From the above answer:





%26gt; printf("%d %d",i, i++);





It outputs 3 and 2 too.
Reply:It is not 3 2 or 2 3 but it supposed to be 3 3. If you want to be 2 3 then printf("%d %d",i, i++);
Reply:The compiler in C/C++ language will evaluate the function arguments from Right-to-Left !


So be careful that the first argument which has to be evaluated first is the rightmost argument or the last i++ . So here the last i++ means store 2 in function's stack and add 1 to i value ( Now the value of i is 3 !)


In the next step , the first i++ will be evaluated and it means store i value ( or 3 ) in the function's stack and add 1 to i value .


Then printf tries to print the stack values one by one on the screen and because the top of the stack is 3 , the first number appeared will be 3 and similarly the next number will be 2 .


However , if you add another printf("%d",i) to the next line of your code , you will get 4 which is the current value of i .
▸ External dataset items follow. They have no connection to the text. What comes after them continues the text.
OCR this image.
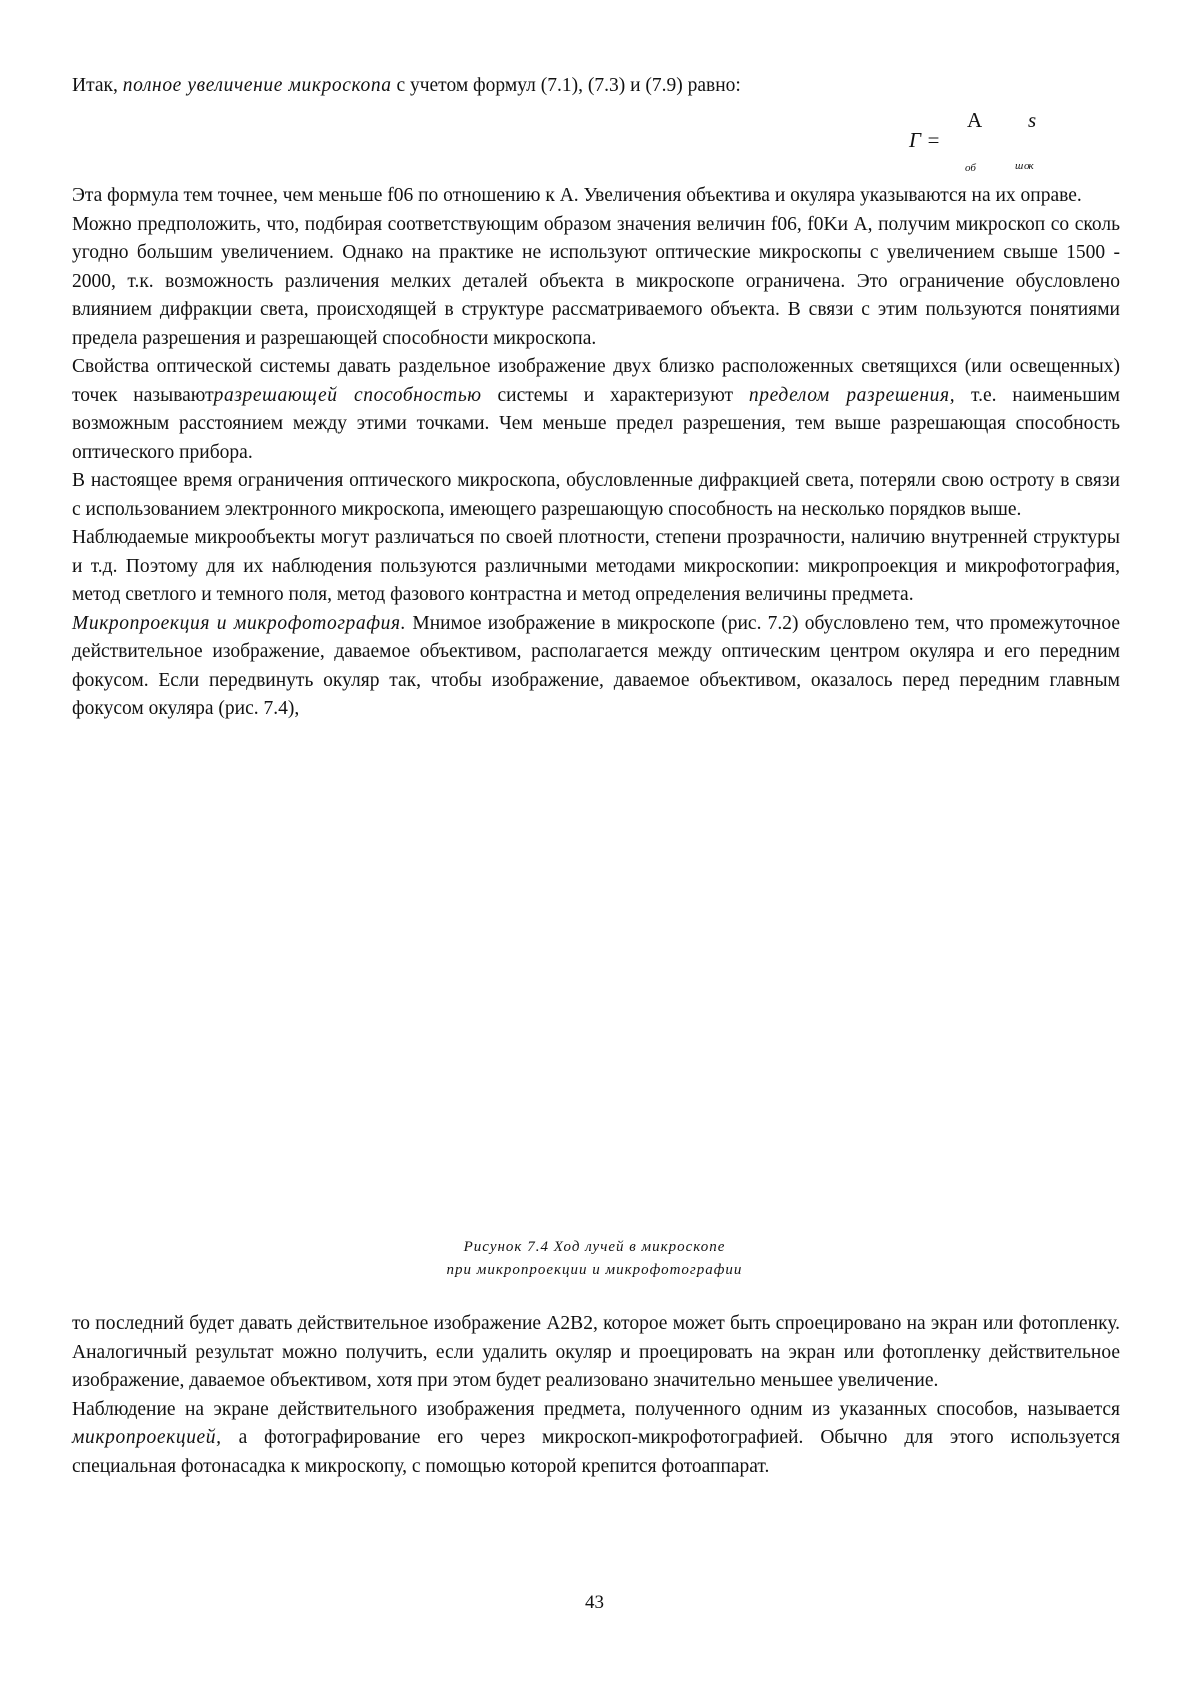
Итак, полное увеличение микроскопа с учетом формул (7.1), (7.3) и (7.9) равно:

Г =
A s
об	ш ок

Эта формула тем точнее, чем меньше f06 по отношению к А. Увеличения объектива и окуляра указываются на их оправе.

Можно предположить, что, подбирая соответствующим образом значения величин f06, f0Kи А, получим микроскоп со сколь угодно большим увеличением. Однако на практике не используют оптические микроскопы с увеличением свыше 1500 - 2000, т.к. возможность различения мелких деталей объекта в микроскопе ограничена. Это ограничение обусловлено влиянием дифракции света, происходящей в структуре рассматриваемого объекта. В связи с этим пользуются понятиями предела разрешения и разрешающей способности микроскопа.

Свойства оптической системы давать раздельное изображение двух близко расположенных светящихся (или освещенных) точек называютразрешающей способностью системы и характеризуют пределом разрешения, т.е. наименьшим возможным расстоянием между этими точками. Чем меньше предел разрешения, тем выше разрешающая способность оптического прибора.

В настоящее время ограничения оптического микроскопа, обусловленные дифракцией света, потеряли свою остроту в связи с использованием электронного микроскопа, имеющего разрешающую способность на несколько порядков выше.

Наблюдаемые микрообъекты могут различаться по своей плотности, степени прозрачности, наличию внутренней структуры и т.д. Поэтому для их наблюдения пользуются различными методами микроскопии: микропроекция и микрофотография, метод светлого и темного поля, метод фазового контрастна и метод определения величины предмета.

Микропроекция и микрофотография. Мнимое изображение в микроскопе (рис. 7.2) обусловлено тем, что промежуточное действительное изображение, даваемое объективом, располагается между оптическим центром окуляра и его передним фокусом. Если передвинуть окуляр так, чтобы изображение, даваемое объективом, оказалось перед передним главным фокусом окуляра (рис. 7.4),

Рисунок 7.4 Ход лучей в микроскопе
при микропроекции и микрофотографии

то последний будет давать действительное изображение А2В2, которое может быть спроецировано на экран или фотопленку. Аналогичный результат можно получить, если удалить окуляр и проецировать на экран или фотопленку действительное изображение, даваемое объективом, хотя при этом будет реализовано значительно меньшее увеличение.

Наблюдение на экране действительного изображения предмета, полученного одним из указанных способов, называется микропроекцией, а фотографирование его через микроскоп-микрофотографией. Обычно для этого используется специальная фотонасадка к микроскопу, с помощью которой крепится фотоаппарат.

43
we have some keywords with relation to this type of compiler reaction like stdcall or PASCAL which are used to specify how the compiler must handle the the parameters and arguments of the function in stack . In C/C++ all of the functions , by default , use stdcall which means Right-to-Left evaluation . PASCAL keyword specifies the reverse order or Left-to-Right evaluation of parameters which follows the exact same way of Pascal language compiler for this situation .
Reply:coz statements in c are executed from top to bottom AND RIGHT TO LEFT
Reply:printf statements execution is from right - to - left..





so the output is 3,2........





++i, i++ both are i+1 only..............





for i-1 it is --i or i-- .





if it is ++i, first it makes i value equal to i+1 and then implements........





if it is i++, after implementing the i value where it used it increments to 1.